Europa droht Iran mit Verfahren – UNO-Sanktionen möglich

Frankreich, Deutschland, Großbritannien und die EU haben dem Iran mit einem Mechanismus des Atomabkommens gedroht, der am Ende zur Wiedereinführung von UNO-Sanktionen führen könnte. In einer gemeinsamen Stellungnahme zeigten sich die Außenminister der drei Länder sowie die EU-Außenbeauftragte Federica Mogherini „äußerst besorgt“ wegen der wiederholten Verstöße des Iran gegen das Atomabkommen.

Die EU-Staaten bekräftigten zugleich ihre Bereitschaft, den sogenannten Streitschlichtungsmechanismus in Betracht zu ziehen, der zur Wiedereinführung von Wirtschaftssanktionen führen könnte. Das Atomabkommen von 2015 soll den Iran am Bau von Atomwaffen hindern und unterwirft sein Nuklearprogramm internationaler Kontrolle. Im Gegenzug waren die internationalen und nationalen Sanktionen gegen das Land aufgehoben worden, einschließlich der durch den UNO-Sicherheitsrat verhängten Sanktionen. Allerdings zieht sich der Iran seit Mai schrittweise aus dem internationalen Atomabkommen zurück. Er reagiert damit auf den einseitigen Ausstieg der USA aus der Vereinbarung im vergangenen Jahr und die Wiedereinführung und Verschärfung von US-Wirtschaftssanktionen.

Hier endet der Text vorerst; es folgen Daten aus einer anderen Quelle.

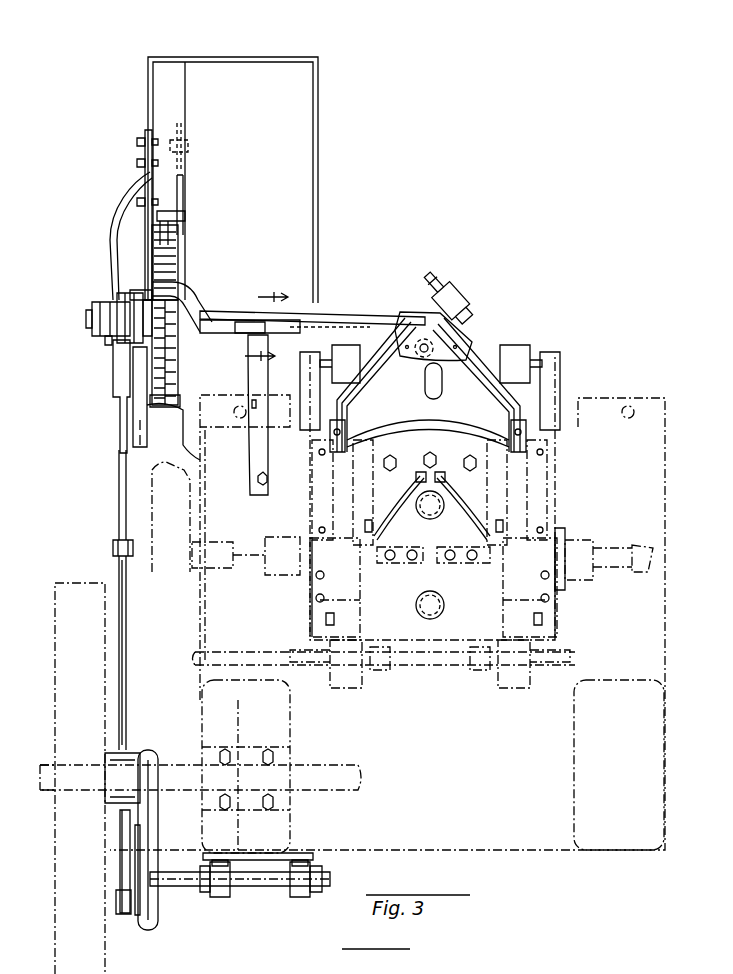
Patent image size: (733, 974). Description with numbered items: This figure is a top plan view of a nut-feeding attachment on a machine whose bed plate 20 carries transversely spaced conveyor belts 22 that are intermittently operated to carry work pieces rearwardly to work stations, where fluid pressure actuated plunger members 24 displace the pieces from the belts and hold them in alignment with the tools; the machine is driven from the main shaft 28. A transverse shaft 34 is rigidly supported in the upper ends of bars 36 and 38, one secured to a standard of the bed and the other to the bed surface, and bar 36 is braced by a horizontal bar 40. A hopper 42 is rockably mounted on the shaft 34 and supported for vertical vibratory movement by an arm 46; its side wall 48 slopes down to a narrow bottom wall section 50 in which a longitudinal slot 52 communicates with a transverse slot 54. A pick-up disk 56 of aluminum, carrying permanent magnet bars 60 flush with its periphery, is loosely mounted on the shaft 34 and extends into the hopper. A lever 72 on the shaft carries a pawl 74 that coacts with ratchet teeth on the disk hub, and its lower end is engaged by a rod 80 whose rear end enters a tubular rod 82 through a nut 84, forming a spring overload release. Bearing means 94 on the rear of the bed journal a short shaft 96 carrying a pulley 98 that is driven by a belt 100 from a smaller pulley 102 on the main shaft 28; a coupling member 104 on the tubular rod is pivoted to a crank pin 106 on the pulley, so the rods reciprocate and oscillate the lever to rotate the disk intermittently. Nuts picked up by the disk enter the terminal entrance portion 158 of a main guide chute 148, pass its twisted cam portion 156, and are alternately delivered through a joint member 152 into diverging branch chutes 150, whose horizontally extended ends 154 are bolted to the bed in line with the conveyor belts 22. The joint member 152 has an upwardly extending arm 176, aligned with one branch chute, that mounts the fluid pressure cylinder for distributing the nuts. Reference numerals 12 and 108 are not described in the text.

The direction arrow 12 is at (266, 317).
The bed plate 20 is at (203, 508).
The conveyor belts 22 is at (344, 689).
The plunger members 24 is at (603, 550).
The main shaft 28 is at (352, 783).
The transverse shaft 34 is at (88, 313).
The bar 36 is at (113, 368).
The bar 38 is at (256, 367).
The horizontal bar 40 is at (184, 402).
The hopper 42 is at (148, 97).
The arm 46 is at (133, 192).
The inclined side wall 48 is at (257, 128).
The bottom wall section 50 is at (176, 78).
The longitudinally extending slot 52 is at (185, 219).
The transverse slot 54 is at (165, 208).
The pick-up wheel or disk 56 is at (164, 407).
The permanent magnet bars 60 is at (168, 352).
The lever 72 is at (106, 332).
The pawl or dog 74 is at (134, 287).
The rod 80 is at (118, 497).
The tubular rod 82 is at (132, 669).
The nut 84 is at (113, 547).
The bearing means 94 is at (296, 893).
The short transverse shaft 96 is at (190, 887).
The pulley 98 is at (150, 862).
The belt 100 is at (166, 808).
The smaller pulley 102 is at (153, 752).
The coupling member 104 is at (125, 855).
The crank pin 106 is at (122, 912).
The switch 108 is at (184, 140).
The main guide chute 148 is at (366, 310).
The branch chutes 150 is at (478, 345).
The joint member 152 is at (410, 325).
The horizontally extended ends 154 is at (350, 434).
The cam portion 156 is at (190, 322).
The terminal entrance portion 158 is at (180, 297).
The upwardly extending arm 176 is at (466, 297).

Am Donnerstag hatte der Iran die Urananreicherung in der Atomanlage Fordo offiziell wieder aufgenommen. Am Sonntag teilte das Land mit, es habe die Uran-Anreicherung auf fünf Prozent gesteigert. Nach dem Atomabkommen erlaubt sind nur 3,67 Prozent.

Laut der Internationalen Atomenergiebehörde (IAEO/IAEA) lagert der Iran bereits jetzt mehr als doppelt so viel angereichertes Uran wie es das Wiener Atomabkommen erlaubt. Aus Diplomatenkreisen hieß es am Montag, der Iran reichere derzeit rund 100 Kilogramm Uran pro Monat an – im Vergleich zu vier Kilogramm vor Beginn der Verstöße gegen das Atomabkommen. Außerdem habe das Land eine neue Anlage zum Test von Anreicherungszentrifugen vorbereitet – auch das ist ein Verstoß gegen das Atomabkommen.

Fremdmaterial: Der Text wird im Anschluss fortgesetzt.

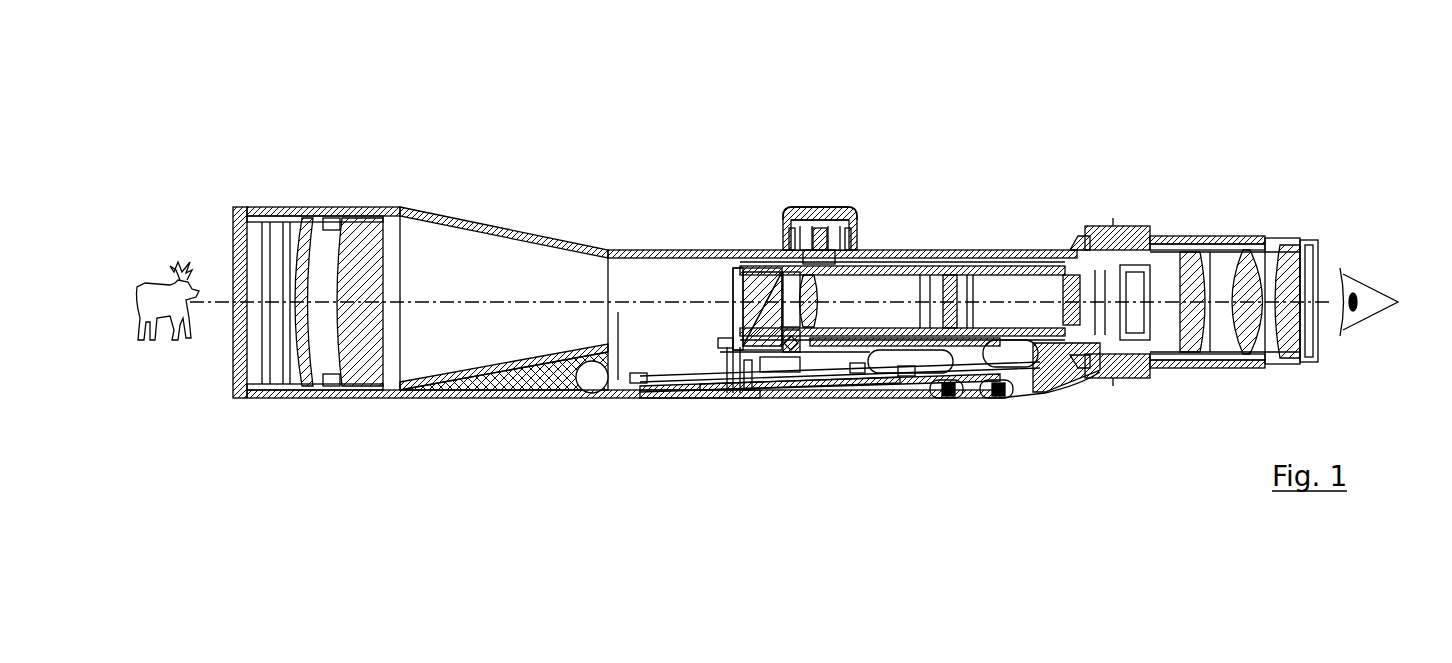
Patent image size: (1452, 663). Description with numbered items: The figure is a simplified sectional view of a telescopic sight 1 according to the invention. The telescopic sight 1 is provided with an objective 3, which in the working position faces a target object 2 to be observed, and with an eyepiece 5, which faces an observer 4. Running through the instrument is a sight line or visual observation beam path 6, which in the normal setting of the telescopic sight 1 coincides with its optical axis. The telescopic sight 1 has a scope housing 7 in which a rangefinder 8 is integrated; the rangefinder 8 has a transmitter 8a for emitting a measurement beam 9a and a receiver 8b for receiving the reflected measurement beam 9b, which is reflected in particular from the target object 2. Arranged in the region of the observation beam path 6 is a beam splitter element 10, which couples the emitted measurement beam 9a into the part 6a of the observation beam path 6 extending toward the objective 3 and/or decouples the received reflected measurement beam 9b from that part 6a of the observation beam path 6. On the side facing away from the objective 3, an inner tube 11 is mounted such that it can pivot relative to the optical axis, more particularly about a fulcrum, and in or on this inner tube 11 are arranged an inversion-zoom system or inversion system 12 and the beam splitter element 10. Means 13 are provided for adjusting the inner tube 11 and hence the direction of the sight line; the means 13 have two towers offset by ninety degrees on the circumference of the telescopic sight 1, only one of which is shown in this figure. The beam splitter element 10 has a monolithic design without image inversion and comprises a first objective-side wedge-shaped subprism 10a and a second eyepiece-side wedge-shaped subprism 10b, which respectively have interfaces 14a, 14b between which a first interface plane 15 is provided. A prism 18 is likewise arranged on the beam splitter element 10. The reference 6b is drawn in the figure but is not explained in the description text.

The telescopic sight 1 is at (1185, 187).
The target object 2 is at (167, 300).
The objective 3 is at (341, 200).
The observer 4 is at (1352, 263).
The eyepiece 5 is at (1270, 228).
The observation beam path 6 is at (497, 300).
The part of the observation beam path extending toward the objective 6a is at (640, 323).
The second intermediate image plane 6b is at (1012, 287).
The scope housing 7 is at (470, 210).
The rangefinder 8 is at (818, 403).
The transmitter 8a is at (803, 398).
The receiver 8b is at (697, 400).
The emitted measurement beam 9a is at (787, 400).
The reflected measurement beam 9b is at (758, 358).
The beam splitter element 10 is at (800, 207).
The first objective-side wedge-shaped subprism 10a is at (736, 282).
The second eyepiece-side wedge-shaped subprism 10b is at (818, 212).
The inner tube 11 is at (912, 272).
The inversion system 12 is at (953, 257).
The means for adjusting the inner tube 13 is at (866, 200).
The interface of the first subprism 14a is at (785, 378).
The interface of the second subprism 14b is at (747, 202).
The first interface plane 15 is at (790, 191).
The prism 18 is at (775, 360).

Die jüngsten Schritte Teherans stellten eine „bedauerliche Beschleunigung“ des iranischen Rückzugs von den Verpflichtungen des Abkommens aus dem Jahr 2015 dar, hieß es in der gemeinsamen Erklärung der Außenminister Deutschlands, Frankreichs, Großbritanniens sowie Mogherinis. Die iranische Führung solle unverzüglich alle Verstöße gegen das Atomabkommen rückgängig machen. Zugleich bekräftigten sie ihre „Entschlossenheit, alle Anstrengungen zur Beibehaltung der Vereinbarung fortzusetzen“ – warnten aber auch, dass sie „alle Mechanismen zur Beilegung von Streitfragen“ in Betracht ziehen, „einschließlich des Streitschlichtungsmechanismus“.

Dieser Mechanismus sieht ein mehrstufiges Verfahren mit zahlreichen Fristen vor. Er kann aktiviert werden, wenn eine Vertragspartei glaubt, dass Bestimmungen des Abkommens von der anderen Seite verletzt werden. Dies wäre ein sehr langer Prozess über voraussichtlich mehrere Monate. Ohne Einigung mit dem Iran könnte er aber letztlich zur Wiedereinführung von UNO-Sanktionen führen.

Die IAEO teilte in ihrem neuen Iran-Bericht mit, dass Partikel von Uran in einem iranischen Gebäude entdeckt worden seien, das nicht entsprechend deklariert wurde. „Es ist essenziell, dass der Iran seine Zusammenarbeit mit der Behörde fortsetzt, um dieses Thema so schnell wie möglich zu klären“, hieß es dazu von der IAEO.

Wo das Material ist, das die Spuren verursacht hat, ist laut Diplomatenkreisen unklar. Die Erklärungen, die der Iran bisher zur Herkunft des Materials gemacht hat, decken sich demnach nicht mit den Analysen der IAEO. Einen weiteren Verstoß gegen das Atomabkommen bedeutet der Fund nicht. Israel bewertete den Vorfall aber bereits als klares Zeichen, dass das Atomabkommen auf Grundlage unvollständiger Informationen des Iran ausgehandelt wurde.